Germany is considered the most important partner in this effort. Among the other countries mentioned are:

1) Poland,

2) the Netherlands,

3) Belgium,

4) Greece,

5) Sweden,

6) and Denmark. A joint announcement issued together with German Chancellor Friedrich Merz confirms that Germany will participate within the current year in French nuclear exercises. In the context of these exercises, German fighter jets are expected to train in the mission of escorting French Rafale jets.

Additional measures

Beyond the exercises, other measures of cooperation are being examined. Among these are included:

1) the development of air and missile defense systems for the protection of French nuclear forces when they operate abroad,

2) as well as the creation of a common missile attack warning system. The latter will likely rely heavily on French technologies and infrastructure.

A European nuclear sharing of a smaller scale?

It remains uncertain whether all these plans will be implemented. In essence, France proposes something that loosely reminds of the nuclear sharing system of NATO, but on a smaller scale and with greater emphasis on advanced technology. Macron has emphasized that these initiatives are not intended to replace the existing nuclear guarantees of NATO, which rely primarily on the United States. Washington has been informed about the discussions, although a negative reaction from the USA could hardly be considered unlikely.

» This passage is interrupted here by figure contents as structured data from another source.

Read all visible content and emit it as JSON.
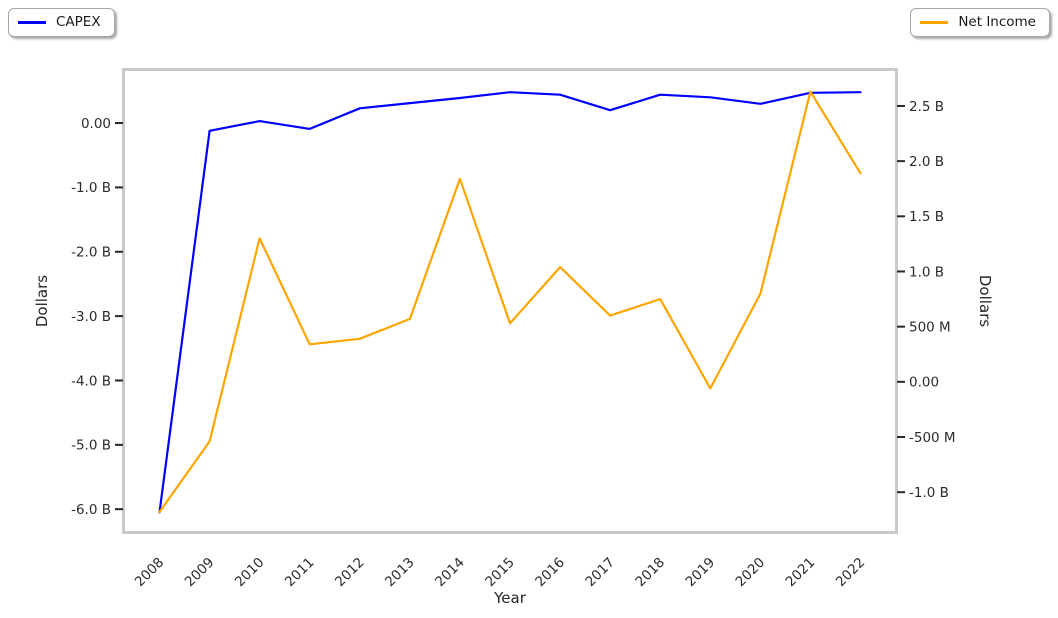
{
  "legend": {
    "capex": "CAPEX",
    "net_income": "Net Income"
  },
  "chart_data": {
    "type": "line",
    "title": "",
    "xlabel": "Year",
    "ylabel_left": "Dollars",
    "ylabel_right": "Dollars",
    "units": "USD (B = billions, M = millions)",
    "grid": false,
    "legend_position": "two fancy boxes with shadow at top-left (CAPEX) and top-right (Net Income) corners of the figure",
    "categories": [
      "2008",
      "2009",
      "2010",
      "2011",
      "2012",
      "2013",
      "2014",
      "2015",
      "2016",
      "2017",
      "2018",
      "2019",
      "2020",
      "2021",
      "2022"
    ],
    "series": [
      {
        "name": "CAPEX",
        "axis": "left",
        "color": "#0000ff",
        "values_billions": [
          -6.05,
          -0.12,
          0.03,
          -0.09,
          0.23,
          0.31,
          0.39,
          0.48,
          0.44,
          0.2,
          0.44,
          0.4,
          0.3,
          0.47,
          0.48
        ]
      },
      {
        "name": "Net Income",
        "axis": "right",
        "color": "#ffa500",
        "values_billions": [
          -1.18,
          -0.54,
          1.3,
          0.34,
          0.39,
          0.57,
          1.84,
          0.53,
          1.04,
          0.6,
          0.75,
          -0.06,
          0.8,
          2.63,
          1.89
        ]
      }
    ],
    "left_axis": {
      "range_billions": [
        -6.37,
        0.84
      ],
      "ticks": [
        {
          "value": 0,
          "label": "0.00"
        },
        {
          "value": -1,
          "label": "-1.0 B"
        },
        {
          "value": -2,
          "label": "-2.0 B"
        },
        {
          "value": -3,
          "label": "-3.0 B"
        },
        {
          "value": -4,
          "label": "-4.0 B"
        },
        {
          "value": -5,
          "label": "-5.0 B"
        },
        {
          "value": -6,
          "label": "-6.0 B"
        }
      ]
    },
    "right_axis": {
      "range_billions": [
        -1.37,
        2.835
      ],
      "ticks": [
        {
          "value": 2.5,
          "label": "2.5 B"
        },
        {
          "value": 2.0,
          "label": "2.0 B"
        },
        {
          "value": 1.5,
          "label": "1.5 B"
        },
        {
          "value": 1.0,
          "label": "1.0 B"
        },
        {
          "value": 0.5,
          "label": "500 M"
        },
        {
          "value": 0,
          "label": "0.00"
        },
        {
          "value": -0.5,
          "label": "-500 M"
        },
        {
          "value": -1.0,
          "label": "-1.0 B"
        }
      ]
    }
  }
}
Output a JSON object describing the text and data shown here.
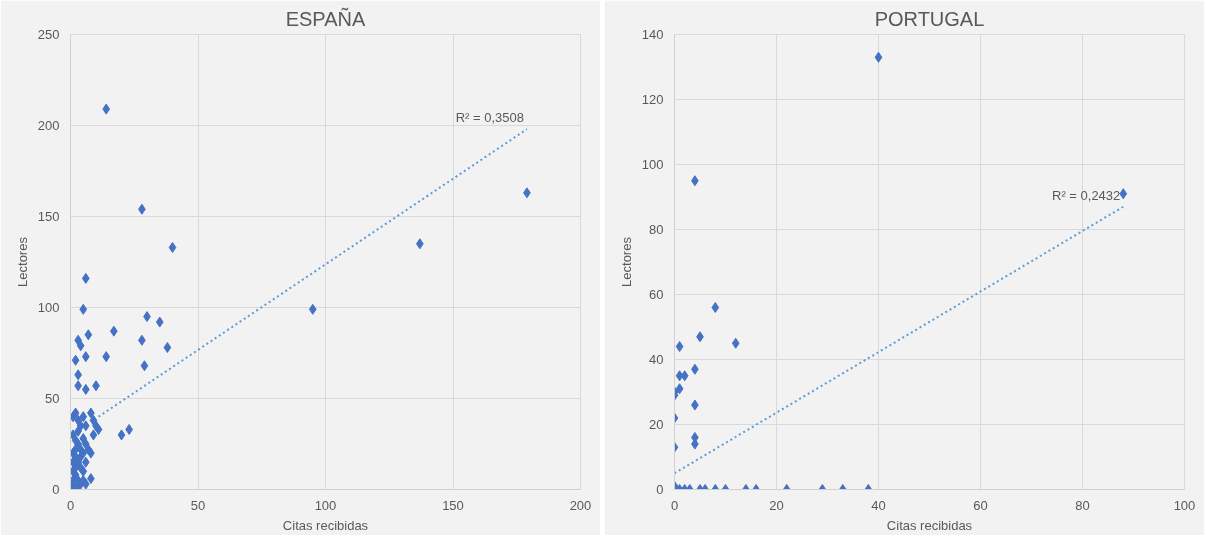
{
  "chart_data": [
    {
      "type": "scatter",
      "title": "ESPAÑA",
      "xlabel": "Citas recibidas",
      "ylabel": "Lectores",
      "xlim": [
        0,
        200
      ],
      "ylim": [
        0,
        250
      ],
      "xticks": [
        0,
        50,
        100,
        150,
        200
      ],
      "yticks": [
        0,
        50,
        100,
        150,
        200,
        250
      ],
      "grid": true,
      "annotations": [
        {
          "text": "R² = 0,3508",
          "x": 179,
          "y": 198
        }
      ],
      "series": [
        {
          "color": "#4472c4",
          "marker": "diamond",
          "x": [
            14,
            28,
            40,
            6,
            5,
            7,
            3,
            4,
            2,
            6,
            14,
            3,
            3,
            6,
            10,
            17,
            30,
            35,
            28,
            38,
            29,
            95,
            137,
            179,
            20,
            23,
            8,
            9,
            10,
            11,
            9,
            8,
            8,
            7,
            6,
            1,
            2,
            3,
            4,
            5,
            1,
            2,
            3,
            4,
            5,
            1,
            2,
            3,
            4,
            5,
            1,
            2,
            3,
            4,
            1,
            2,
            1,
            2,
            3,
            6,
            5,
            6,
            4,
            2,
            1,
            3,
            5,
            6
          ],
          "values": [
            209,
            154,
            133,
            116,
            99,
            85,
            82,
            79,
            71,
            73,
            73,
            63,
            57,
            55,
            57,
            87,
            95,
            92,
            82,
            78,
            68,
            99,
            135,
            163,
            30,
            33,
            42,
            38,
            35,
            33,
            30,
            20,
            6,
            22,
            15,
            40,
            42,
            38,
            35,
            40,
            30,
            27,
            25,
            22,
            28,
            20,
            18,
            15,
            12,
            10,
            10,
            8,
            5,
            3,
            2,
            1,
            5,
            22,
            32,
            35,
            20,
            25,
            18,
            12,
            15,
            2,
            5,
            3
          ]
        },
        {
          "type": "line",
          "line_style": "dotted",
          "color": "#5b9bd5",
          "x": [
            11,
            179
          ],
          "values": [
            40,
            198
          ]
        }
      ]
    },
    {
      "type": "scatter",
      "title": "PORTUGAL",
      "xlabel": "Citas recibidas",
      "ylabel": "Lectores",
      "xlim": [
        0,
        100
      ],
      "ylim": [
        0,
        140
      ],
      "xticks": [
        0,
        20,
        40,
        60,
        80,
        100
      ],
      "yticks": [
        0,
        20,
        40,
        60,
        80,
        100,
        120,
        140
      ],
      "grid": true,
      "annotations": [
        {
          "text": "R² = 0,2432",
          "x": 88,
          "y": 87
        }
      ],
      "series": [
        {
          "color": "#4472c4",
          "marker": "diamond",
          "x": [
            40,
            4,
            88,
            8,
            5,
            12,
            1,
            4,
            1,
            2,
            0,
            1,
            0,
            4,
            0,
            4,
            4,
            0,
            0,
            1,
            2,
            3,
            5,
            6,
            8,
            10,
            14,
            16,
            22,
            29,
            33,
            38
          ],
          "values": [
            133,
            95,
            91,
            56,
            47,
            45,
            44,
            37,
            35,
            35,
            30,
            31,
            29,
            26,
            22,
            16,
            14,
            13,
            1,
            0,
            0,
            0,
            0,
            0,
            0,
            0,
            0,
            0,
            0,
            0,
            0,
            0
          ]
        },
        {
          "type": "line",
          "line_style": "dotted",
          "color": "#5b9bd5",
          "x": [
            0,
            88
          ],
          "values": [
            5,
            87
          ]
        }
      ]
    }
  ]
}
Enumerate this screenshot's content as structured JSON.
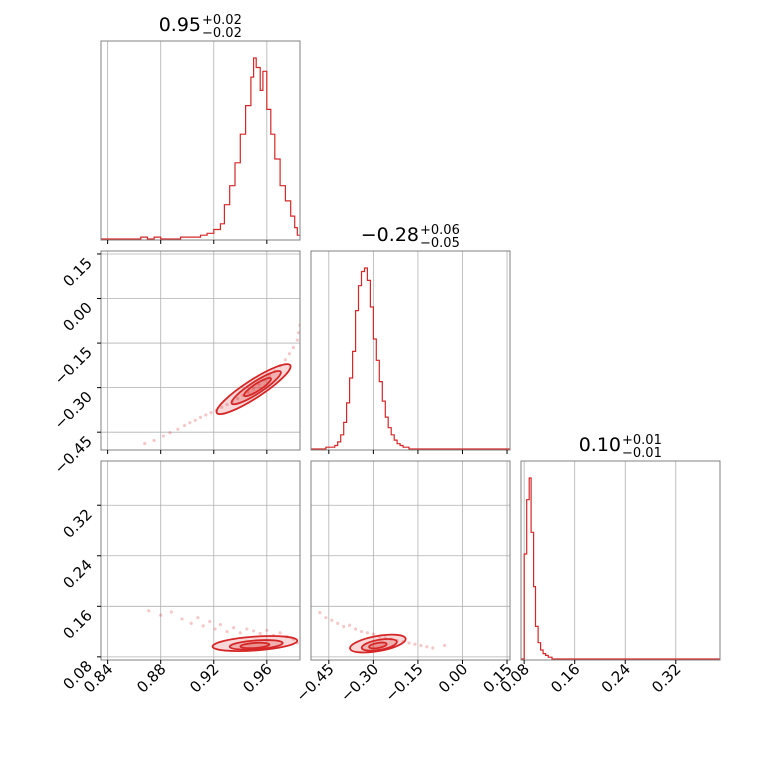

The reaction of the United States and Russian concerns

Russia warned that any European countries accepting the deployment of French strategic bomber aircraft with nuclear capability will become targets of attack by Russian forces in the event of conflict. As pointed out by the spokesperson of the Russian President, Dmitry Peskov, the very fact that France and Germany are discussing nuclear cooperation shows that negotiations on strategic stability can no longer be conducted exclusively between Moscow and Washington. The geographical expansion of Western nuclear infrastructure across Europe, and particularly in countries such as Sweden, Denmark, and Poland, is bound to cause concern in Moscow. These areas are located much closer to the Russian borders compared to the locations where American nuclear weapons had been deployed in the past. From a Russian perspective, the transfer of critical strategic infrastructure toward northern and eastern Europe alters the strategic security environment and creates new challenges for Russian defense planning. There is, however, a factor that may mitigate these concerns. Large-scale pan-European defense and military programs have a long history of ambitious announcements, but a much shorter history of successful implementation. In Europe, plans for common weapon systems, common military structures, and unified defense initiatives have been presented repeatedly, many of which were significantly delayed or never implemented to the degree originally announced.

Overestimation of forces

For the time being, French nuclear ambitions seem to fall into this familiar category. Despite the ambitious statements of Emmanuel Macron, the real increase in the French nuclear arsenal is expected to be limited in the coming years. France still does not possess new launch delivery systems, new submarines, or new aerial platforms that can drastically alter the balance of power. At the same time, the plans for a broader European nuclear cooperation remain at an early stage and are still a long way from constituting an integrated European nuclear deterrence system. In other words, France seeks to strengthen its strategic role in Europe and to upgrade its position as the nuclear power of the continent. However, for the present, the distance between political ambitions and real military capabilities remains significant.